Assisted Artificial Intelligence
Assisted Intelligence is a basic AI level where automation helps with repetitive mundane tasks and monotonous procedures. Robots on an assembly line and systems that help fill logistical orders are good examples of this technology type.
Augmented Artificial Intelligence
Augmented Intelligence refers to technologies that support and supplement rather than replace human understanding. Good examples of Augmented Intelligence are financial AI algorithms that help predict stock and foreign exchange price movements based on historical data.
Autonomous Artificial Intelligence
Autonomous Intelligence relates to systems that can act without human intervention.

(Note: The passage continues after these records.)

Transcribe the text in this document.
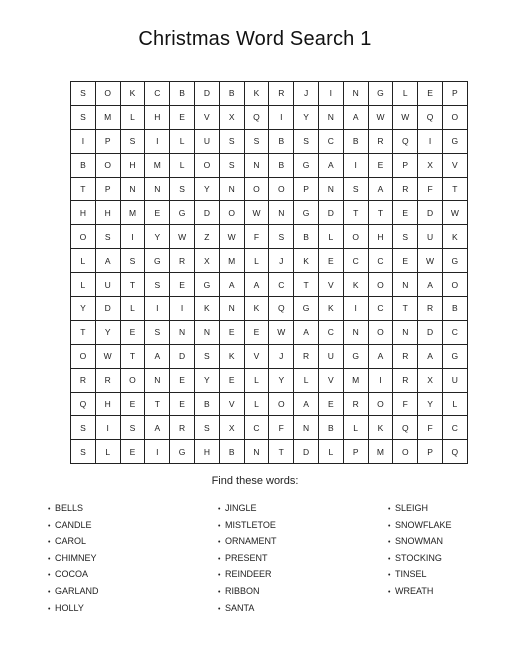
Christmas Word Search 1
S	O	K	C	B	D	B	K	R	J	I	N	G	L	E	P
S	M	L	H	E	V	X	Q	I	Y	N	A	W	W	Q	O
I	P	S	I	L	U	S	S	B	S	C	B	R	Q	I	G
B	O	H	M	L	O	S	N	B	G	A	I	E	P	X	V
T	P	N	N	S	Y	N	O	O	P	N	S	A	R	F	T
H	H	M	E	G	D	O	W	N	G	D	T	T	E	D	W
O	S	I	Y	W	Z	W	F	S	B	L	O	H	S	U	K
L	A	S	G	R	X	M	L	J	K	E	C	C	E	W	G
L	U	T	S	E	G	A	A	C	T	V	K	O	N	A	O
Y	D	L	I	I	K	N	K	Q	G	K	I	C	T	R	B
T	Y	E	S	N	N	E	E	W	A	C	N	O	N	D	C
O	W	T	A	D	S	K	V	J	R	U	G	A	R	A	G
R	R	O	N	E	Y	E	L	Y	L	V	M	I	R	X	U
Q	H	E	T	E	B	V	L	O	A	E	R	O	F	Y	L
S	I	S	A	R	S	X	C	F	N	B	L	K	Q	F	C
S	L	E	I	G	H	B	N	T	D	L	P	M	O	P	Q
Find these words:
• BELLS
• CANDLE
• CAROL
• CHIMNEY
• COCOA
• GARLAND
• HOLLY
• JINGLE
• MISTLETOE
• ORNAMENT
• PRESENT
• REINDEER
• RIBBON
• SANTA
• SLEIGH
• SNOWFLAKE
• SNOWMAN
• STOCKING
• TINSEL
• WREATH
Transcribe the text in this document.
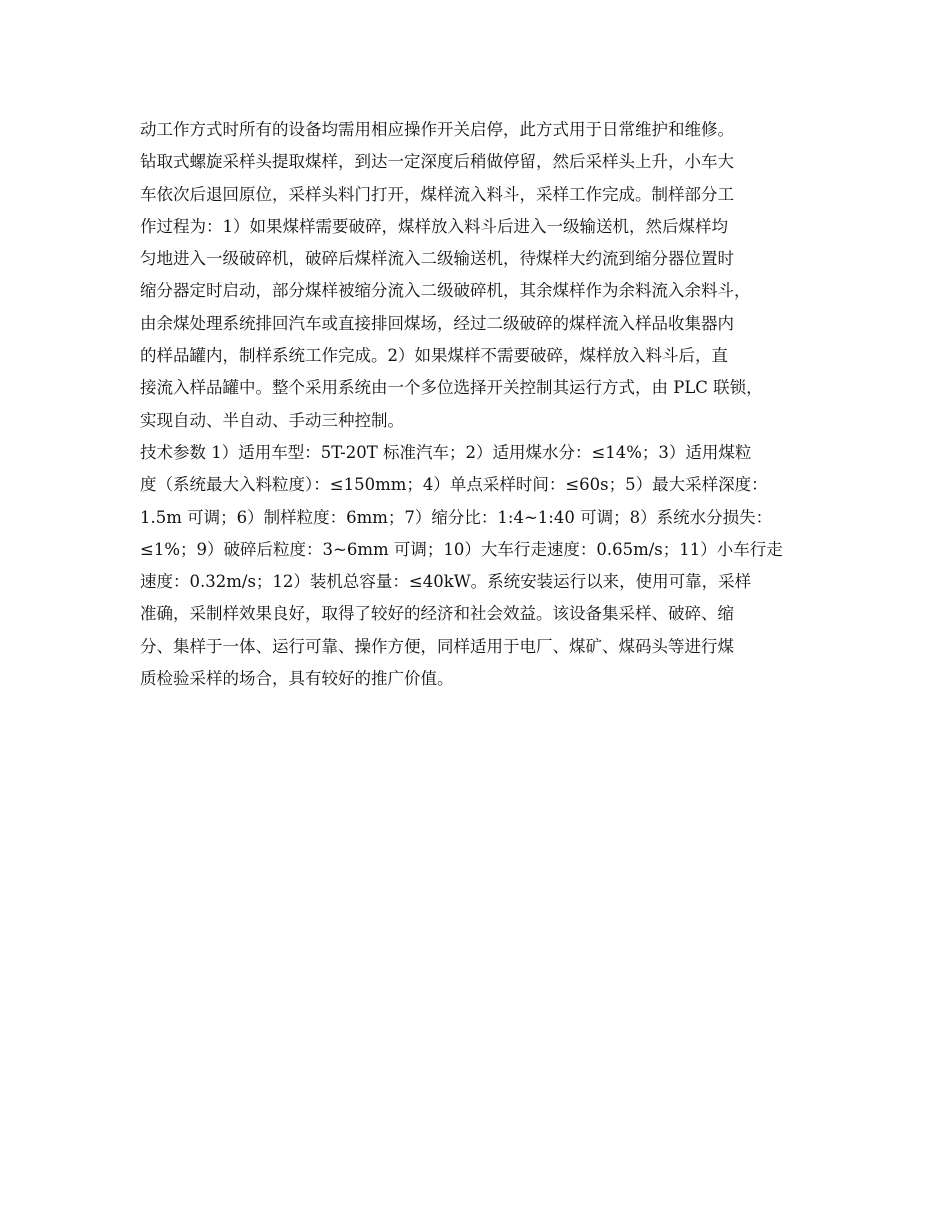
动工作方式时所有的设备均需用相应操作开关启停，此方式用于日常维护和维修。
钻取式螺旋采样头提取煤样，到达一定深度后稍做停留，然后采样头上升，小车大
车依次后退回原位，采样头料门打开，煤样流入料斗，采样工作完成。制样部分工
作过程为：1）如果煤样需要破碎，煤样放入料斗后进入一级输送机，然后煤样均
匀地进入一级破碎机，破碎后煤样流入二级输送机，待煤样大约流到缩分器位置时
缩分器定时启动，部分煤样被缩分流入二级破碎机，其余煤样作为余料流入余料斗，
由余煤处理系统排回汽车或直接排回煤场，经过二级破碎的煤样流入样品收集器内
的样品罐内，制样系统工作完成。2）如果煤样不需要破碎，煤样放入料斗后，直
接流入样品罐中。整个采用系统由一个多位选择开关控制其运行方式，由 PLC 联锁，
实现自动、半自动、手动三种控制。
技术参数 1）适用车型：5T-20T 标准汽车；2）适用煤水分：≤14%；3）适用煤粒
度（系统最大入料粒度）：≤150mm；4）单点采样时间：≤60s；5）最大采样深度：
1.5m 可调；6）制样粒度：6mm；7）缩分比：1:4~1:40 可调；8）系统水分损失：
≤1%；9）破碎后粒度：3~6mm 可调；10）大车行走速度：0.65m/s；11）小车行走
速度：0.32m/s；12）装机总容量：≤40kW。系统安装运行以来，使用可靠，采样
准确，采制样效果良好，取得了较好的经济和社会效益。该设备集采样、破碎、缩
分、集样于一体、运行可靠、操作方便，同样适用于电厂、煤矿、煤码头等进行煤
质检验采样的场合，具有较好的推广价值。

Although this definition may sound like science fiction, there are numerous examples of this type of AI. Technology monitoring solutions that automatically restart services are autonomous systems. Another example could be the web scraping tools that search for particular words that trigger subsequent workflows.
The Artificial Intelligence Spectrum
A third and final method to understand the Artificial Intelligence landscape is to see it as an endless spectrum from basic or narrow AI to superintelligence.

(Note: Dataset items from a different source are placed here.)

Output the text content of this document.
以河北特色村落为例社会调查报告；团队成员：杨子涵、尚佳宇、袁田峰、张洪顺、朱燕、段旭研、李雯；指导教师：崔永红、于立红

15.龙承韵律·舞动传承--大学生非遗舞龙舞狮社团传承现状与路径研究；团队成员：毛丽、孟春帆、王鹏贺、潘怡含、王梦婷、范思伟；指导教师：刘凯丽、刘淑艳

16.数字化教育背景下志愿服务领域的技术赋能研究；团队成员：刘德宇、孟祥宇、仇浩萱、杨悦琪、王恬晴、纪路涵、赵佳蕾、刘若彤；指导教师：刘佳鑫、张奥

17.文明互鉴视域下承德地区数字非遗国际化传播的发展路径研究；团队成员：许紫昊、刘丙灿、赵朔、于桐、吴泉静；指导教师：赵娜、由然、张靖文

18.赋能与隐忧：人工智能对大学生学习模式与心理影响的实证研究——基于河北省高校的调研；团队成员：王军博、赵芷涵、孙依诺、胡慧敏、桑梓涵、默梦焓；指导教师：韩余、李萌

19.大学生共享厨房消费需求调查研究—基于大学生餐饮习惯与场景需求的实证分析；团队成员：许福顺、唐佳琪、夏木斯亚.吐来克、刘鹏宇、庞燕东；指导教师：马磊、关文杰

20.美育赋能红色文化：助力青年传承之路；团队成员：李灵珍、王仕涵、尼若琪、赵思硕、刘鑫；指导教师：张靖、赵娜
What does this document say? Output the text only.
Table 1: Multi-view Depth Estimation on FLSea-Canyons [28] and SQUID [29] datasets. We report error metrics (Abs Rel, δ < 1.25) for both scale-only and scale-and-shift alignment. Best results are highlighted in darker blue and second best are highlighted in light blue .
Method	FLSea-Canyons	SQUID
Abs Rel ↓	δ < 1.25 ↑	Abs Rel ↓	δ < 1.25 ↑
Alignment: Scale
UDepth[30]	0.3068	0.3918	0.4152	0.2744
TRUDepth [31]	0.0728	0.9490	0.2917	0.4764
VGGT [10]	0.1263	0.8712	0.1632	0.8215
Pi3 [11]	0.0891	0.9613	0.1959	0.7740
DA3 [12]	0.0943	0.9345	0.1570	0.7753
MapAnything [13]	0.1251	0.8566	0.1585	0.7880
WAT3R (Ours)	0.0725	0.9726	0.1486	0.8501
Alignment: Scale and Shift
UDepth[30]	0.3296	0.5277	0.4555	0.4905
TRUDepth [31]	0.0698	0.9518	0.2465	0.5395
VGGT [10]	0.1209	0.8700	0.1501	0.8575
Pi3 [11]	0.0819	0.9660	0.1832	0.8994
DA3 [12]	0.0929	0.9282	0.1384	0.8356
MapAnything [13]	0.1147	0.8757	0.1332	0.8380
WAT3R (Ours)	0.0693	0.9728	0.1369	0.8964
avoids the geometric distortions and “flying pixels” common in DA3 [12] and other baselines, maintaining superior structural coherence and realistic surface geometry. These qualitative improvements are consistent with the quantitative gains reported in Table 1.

Artificial Narrow Intelligence (ANI)
Artificial Narrow Intelligence represents all existing AI. This classification refers to AI solutions that can perform a particular task a human would ordinarily perform. These systems or devices cannot do anything not explicitly stated in their programming. Even today’s most complex machine learning algorithms fall under this category.
Artificial General Intelligence (AGI)
Artificial General Intelligence is an AI agent with the capability to learn, understand, and function like a human being. When AI reaches this maturity level, it will consist of systems that can form connections across knowledge domains. With this information, AI platforms will then have the ability to make independent decisions with no direct or indirect human input. The primary difference between Narrow and General AI is the level of training required and their range of capability. Unconstrained, AGI can perform various tasks across domains simultaneously. In contrast, ANI is limited to a particular programmed function and environment.
Artificial Superintelligence (ASI)
Artificial Superintelligence refers to AI expected to become the pinnacle of earth-based intelligence. Over and above having the AGI abilities of a human being, ASI entities will possess more significant memory and instantaneous access to data far surpassing human limits. Having machines with this capability to answer questions while performing an unlimited number of activities will exceed even the most remarkable human capabilities. However, if these systems are sentient, computer scientists fear the consequences should they turn against their creators. Ultimately, this type of AI will depend on the boundaries human beings set to achieve the productivity they require while ensuring their safety and security.
Classifications and Continuums
Artificial Intelligence is an endless field of study, and trying to grasp the various terms and traits that make up an AI system can be complicated. Using a combination of classification types plotted on an endless spectrum, one can then define the appropriate boundaries needed for the safe creation and consumption of this technology.